The DAYLIGHT study is assessing the safety and dystrophin expression of fordadistrogene movaparvovec and has a primary completion date set for the end of this year, according to ClinicalTrials.gov.
Back in October 2023, Pfizer Chief Scientific Officer and President of R&D Mikael Dolsten, M.D., Ph.D., called the investigational gene therapy “the main game in town” on a quarterly earnings call. The commentary came directly after a confirmatory trial for Sarepta Therapeutics’ DMD candidate Elevidys failed to hit the primary goal of a pivotal study.
At the time, Dolsten said Pfizer’s candidate, also known as PF-06939926, has “shown a very consistent effect across biomarkers and functional endpoints.”
This isn't the first death to occur among a patient who has received PF-06939926. Back in December 2021, Pfizer reported the death of a young male patient in a phase 1 DMD trial. The company paused screening and dosing in the study, and the FDA also placed a clinical hold on the study.

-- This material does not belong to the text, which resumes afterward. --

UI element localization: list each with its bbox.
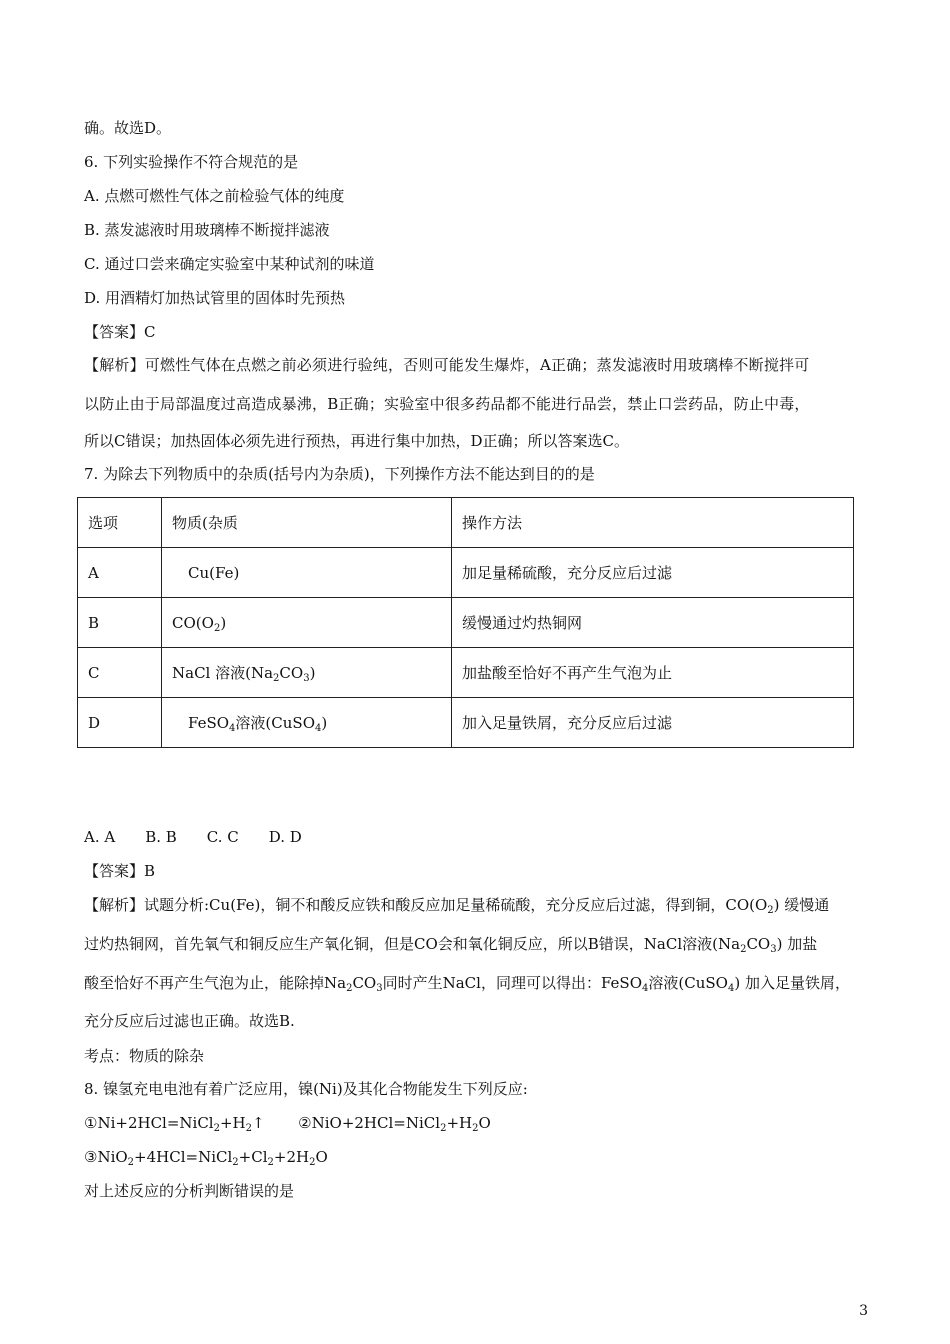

Even before that, the pharma had previously recorded safety concerns tied to the therapy when it was in a phase 3 trial testing ambulatory function. After three adverse events were reported, Pfizer trimmed the study protocol to exclude patients with certain gene mutations.
DMD is a rare genetic disease that leads to progressive muscle degeneration. The condition affects about one in every 5,000 live births and primarily affects boys.
Editor's note: This article was updated at 10:50 a.m. ET on May 8 to include a statement from Pfizer.